Kilas balik, upaya pembungkaman ini sebenarnya bukanlah hal baru. Berbagai fenomena pembungkaman terhadap jurnalis bahkan kerap diwarnai oleh kekerasan sejak beberapa dekade lalu. Bahkan, kasusnya jarang diselidiki hingga tuntas dan terduga pelaku berasal dari kalangan penguasa.
Pada tahun 1996, jurnalis Udin terbunuh, didug akibat sering mengkritik kebijakan pemerintah daerah. Empat tahun setelahnya, diduga milisi menembak jurnalis Agus Mulyawan di Timor Timur hingga tewas.
Selanjutnya tahun 2003 jurnalis RCTI Ersa Siregar tewas dalam peliputannya ketika meliput konflik Aceh saat terjadi baku tembak pasukan TNI dan Gerakan Aceh Merdeka. Lalu pada tahun 2006, jurnalis di Sidoarjo, Herliyanto ditemukan tewas pascamemberitakan kasus korupsi anggaran pembangunan oleh mantan kepala desa.

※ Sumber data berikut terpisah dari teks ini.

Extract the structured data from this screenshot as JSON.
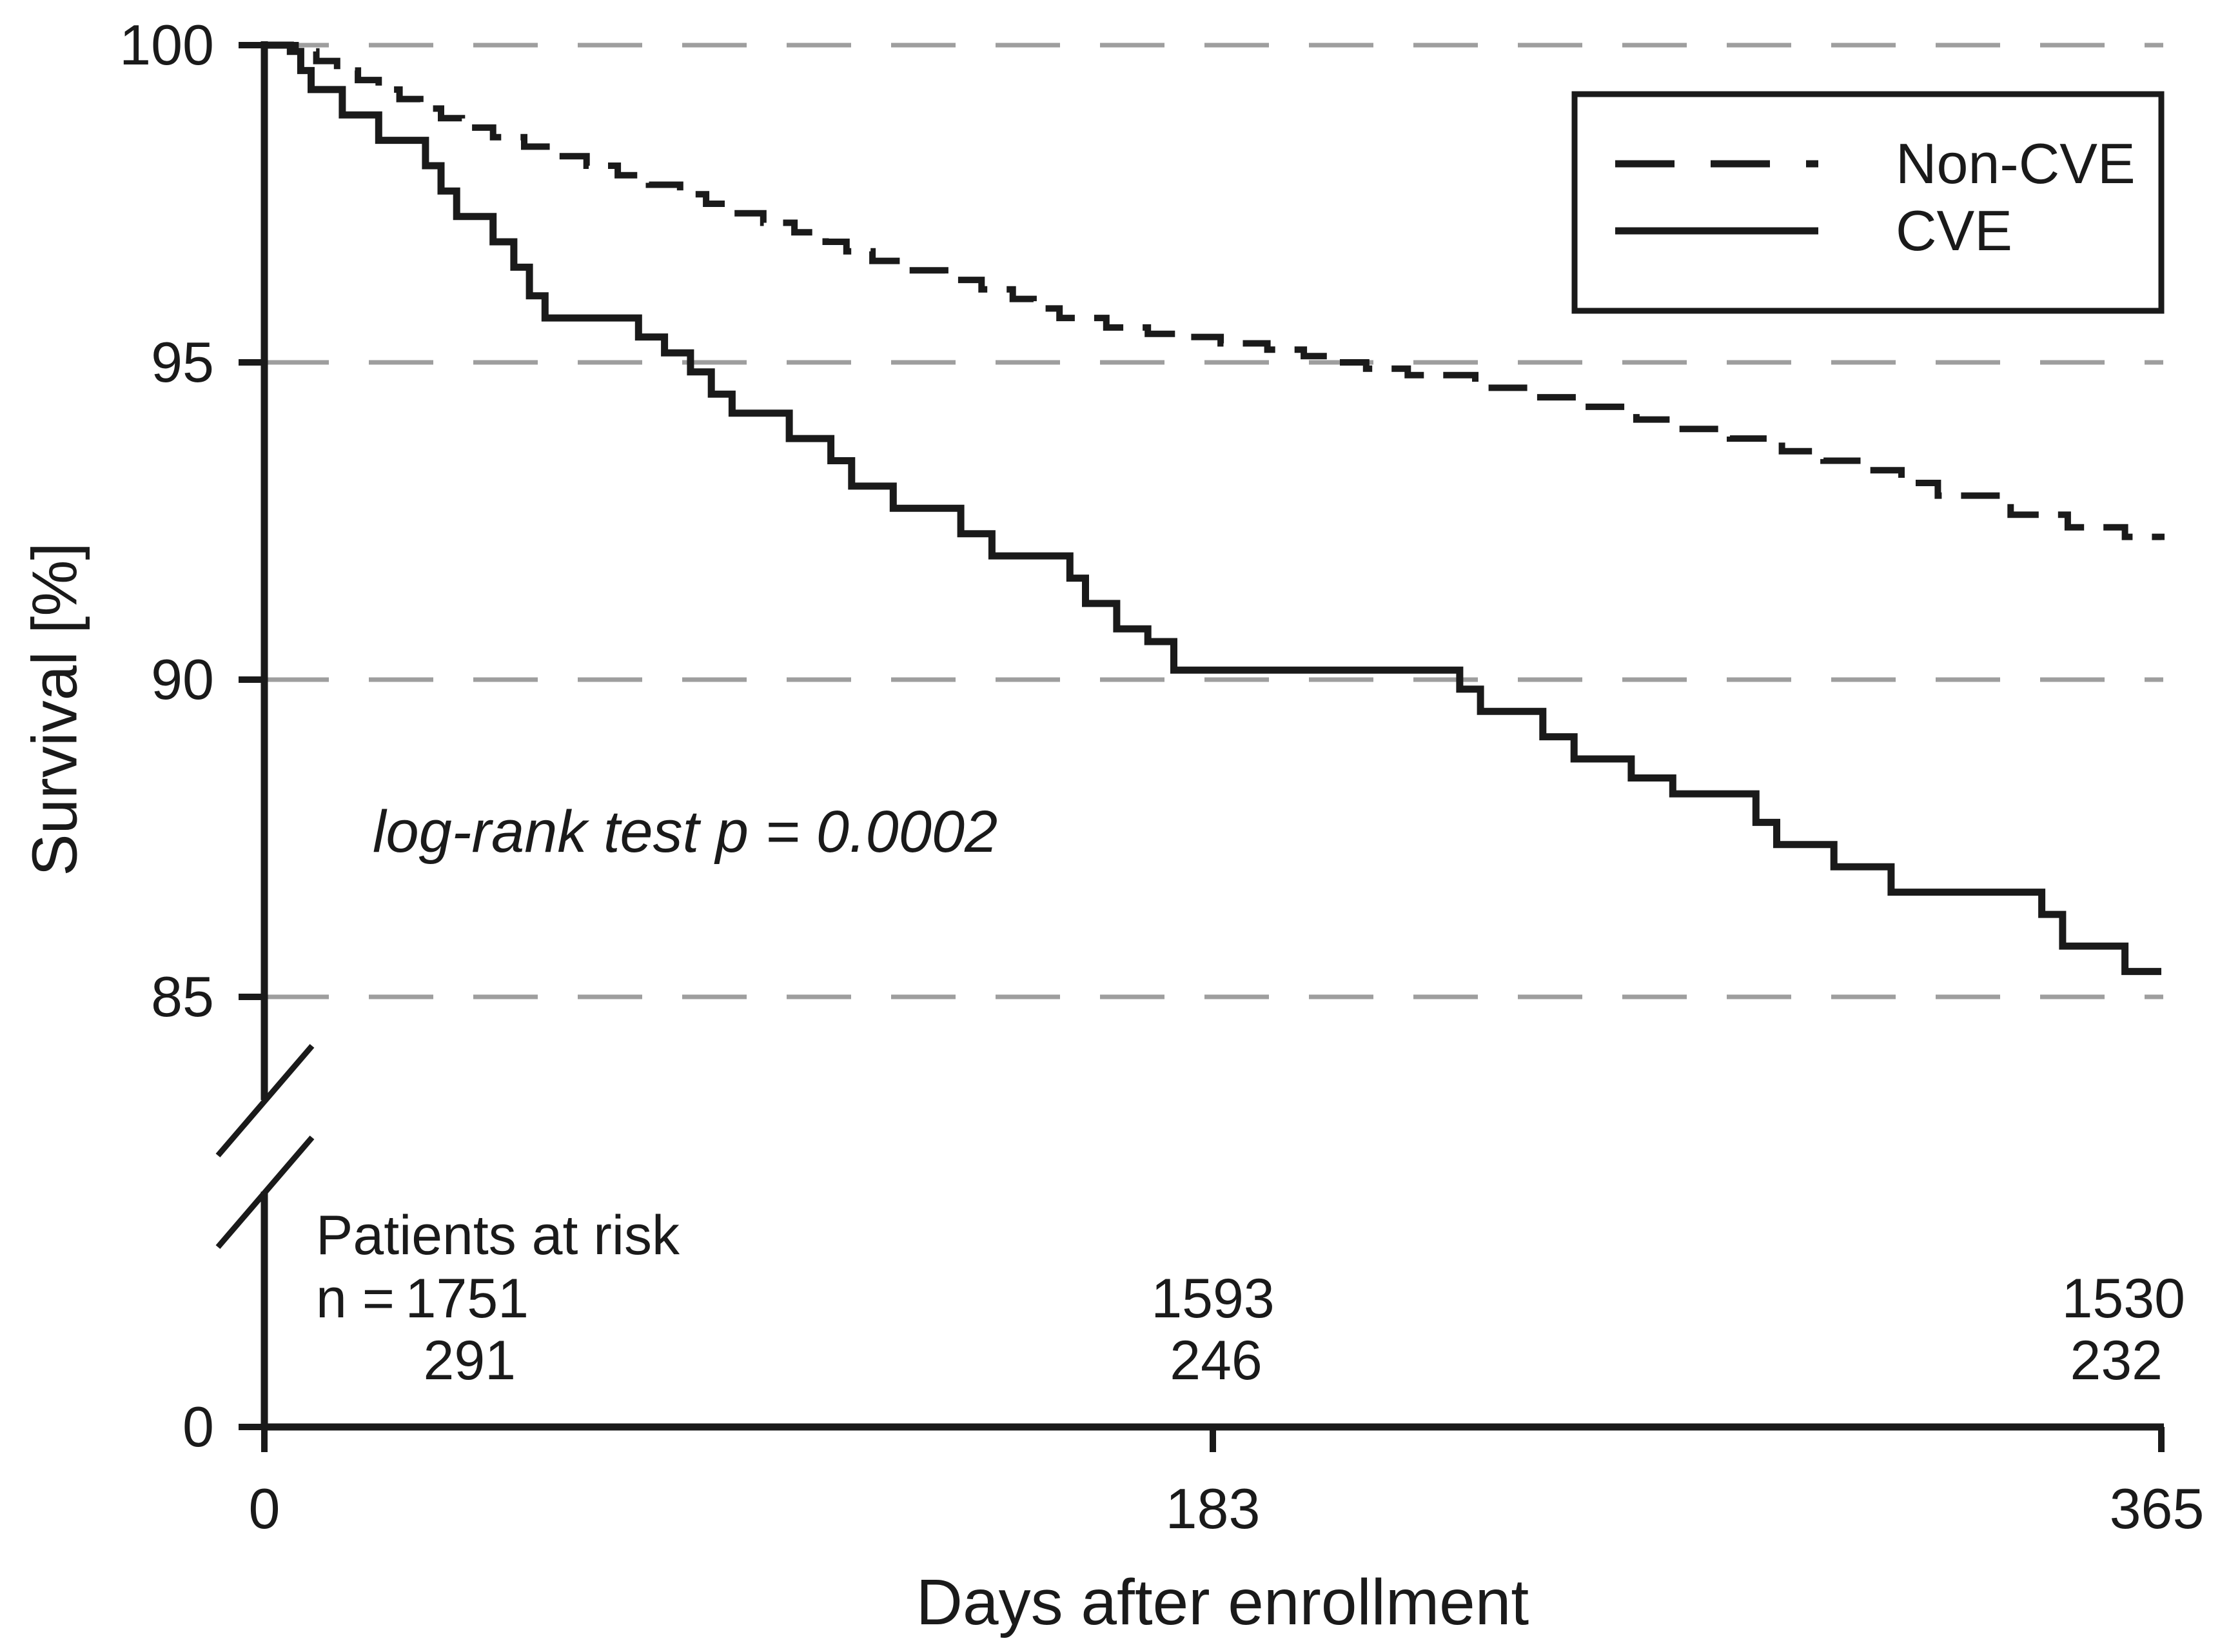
{
  "figure": {
    "background_color": "#ffffff",
    "ink_color": "#1a1a1a",
    "grid_color": "#9e9e9e"
  },
  "chart_data": {
    "type": "line",
    "subtype": "kaplan-meier-step-curve",
    "title": "",
    "xlabel": "Days after enrollment",
    "ylabel": "Survival [%]",
    "annotation": "log-rank test p = 0.0002",
    "x_ticks": [
      0,
      183,
      365
    ],
    "x_tick_labels": [
      "0",
      "183",
      "365"
    ],
    "y_tick_labels": [
      "100",
      "95",
      "90",
      "85",
      "0"
    ],
    "y_ticks_pct": [
      100,
      95,
      90,
      85,
      0
    ],
    "xlim": [
      0,
      365
    ],
    "ylim_displayed": [
      85,
      100
    ],
    "y_axis_break": true,
    "grid": "horizontal dashed gridlines at 85, 90, 95, 100",
    "legend": {
      "position": "top-right",
      "entries": [
        {
          "label": "Non-CVE",
          "line_style": "dashed"
        },
        {
          "label": "CVE",
          "line_style": "solid"
        }
      ]
    },
    "series": [
      {
        "name": "Non-CVE",
        "style": "dashed",
        "color": "#1a1a1a",
        "points": [
          [
            0,
            100
          ],
          [
            6,
            99.9
          ],
          [
            10,
            99.75
          ],
          [
            14,
            99.6
          ],
          [
            18,
            99.45
          ],
          [
            22,
            99.3
          ],
          [
            26,
            99.15
          ],
          [
            30,
            99.0
          ],
          [
            34,
            98.85
          ],
          [
            38,
            98.7
          ],
          [
            44,
            98.55
          ],
          [
            50,
            98.4
          ],
          [
            56,
            98.25
          ],
          [
            62,
            98.1
          ],
          [
            68,
            97.95
          ],
          [
            74,
            97.8
          ],
          [
            80,
            97.65
          ],
          [
            85,
            97.5
          ],
          [
            90,
            97.35
          ],
          [
            96,
            97.2
          ],
          [
            102,
            97.05
          ],
          [
            108,
            96.9
          ],
          [
            112,
            96.75
          ],
          [
            117,
            96.6
          ],
          [
            124,
            96.45
          ],
          [
            131,
            96.3
          ],
          [
            138,
            96.15
          ],
          [
            144,
            96.0
          ],
          [
            148,
            95.85
          ],
          [
            153,
            95.7
          ],
          [
            162,
            95.55
          ],
          [
            170,
            95.45
          ],
          [
            177,
            95.4
          ],
          [
            184,
            95.3
          ],
          [
            193,
            95.2
          ],
          [
            200,
            95.1
          ],
          [
            205,
            95.0
          ],
          [
            212,
            94.9
          ],
          [
            220,
            94.8
          ],
          [
            233,
            94.6
          ],
          [
            244,
            94.45
          ],
          [
            254,
            94.3
          ],
          [
            264,
            94.1
          ],
          [
            272,
            93.95
          ],
          [
            282,
            93.8
          ],
          [
            292,
            93.6
          ],
          [
            300,
            93.45
          ],
          [
            308,
            93.3
          ],
          [
            315,
            93.1
          ],
          [
            322,
            92.9
          ],
          [
            336,
            92.6
          ],
          [
            347,
            92.4
          ],
          [
            358,
            92.25
          ],
          [
            365,
            92.2
          ]
        ]
      },
      {
        "name": "CVE",
        "style": "solid",
        "color": "#1a1a1a",
        "points": [
          [
            0,
            100
          ],
          [
            5,
            99.9
          ],
          [
            7,
            99.6
          ],
          [
            9,
            99.3
          ],
          [
            15,
            98.9
          ],
          [
            22,
            98.5
          ],
          [
            31,
            98.1
          ],
          [
            34,
            97.7
          ],
          [
            37,
            97.3
          ],
          [
            44,
            96.9
          ],
          [
            48,
            96.5
          ],
          [
            51,
            96.05
          ],
          [
            54,
            95.7
          ],
          [
            72,
            95.4
          ],
          [
            77,
            95.15
          ],
          [
            82,
            94.85
          ],
          [
            86,
            94.5
          ],
          [
            90,
            94.2
          ],
          [
            101,
            93.8
          ],
          [
            109,
            93.45
          ],
          [
            113,
            93.05
          ],
          [
            121,
            92.7
          ],
          [
            134,
            92.3
          ],
          [
            140,
            91.95
          ],
          [
            155,
            91.6
          ],
          [
            158,
            91.2
          ],
          [
            164,
            90.8
          ],
          [
            170,
            90.6
          ],
          [
            175,
            90.15
          ],
          [
            230,
            89.85
          ],
          [
            234,
            89.5
          ],
          [
            246,
            89.1
          ],
          [
            252,
            88.75
          ],
          [
            263,
            88.45
          ],
          [
            271,
            88.2
          ],
          [
            287,
            87.75
          ],
          [
            291,
            87.4
          ],
          [
            302,
            87.05
          ],
          [
            313,
            86.65
          ],
          [
            342,
            86.3
          ],
          [
            346,
            85.8
          ],
          [
            358,
            85.4
          ],
          [
            365,
            85.4
          ]
        ]
      }
    ],
    "risk_table": {
      "title": "Patients at risk",
      "row_prefix": "n =",
      "times": [
        0,
        183,
        365
      ],
      "rows": [
        {
          "series": "Non-CVE",
          "counts": [
            "1751",
            "1593",
            "1530"
          ]
        },
        {
          "series": "CVE",
          "counts": [
            "291",
            "246",
            "232"
          ]
        }
      ]
    }
  }
}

Pada Kamis (8/10/2023) lalu, jurnalis Peter Rotti dikeroyok segerombolan aparat kepolisian saat meliput unjuk rasa penolakan Omnibus Law Undang-Undang Cipta Kerja di kawasan Jalan MH Thamrin, Jakarta Pusat. Kartu memori kamera hasil peliputannya tentang aksi unjuk rasa dirampas paksa.
Mirisnya, kekerasan tidak hanya menyasar jurnalis senior. Jurnalis berstatus mahasiswa pun mengalami kekerasan serupa. Pada hari dan tempat yang sama, tiga anggota Pers Mahasiswa GEMA Politeknik Negeri Jakarta (PNJ) dikabarkan hilang ketika meliput unjuk rasa.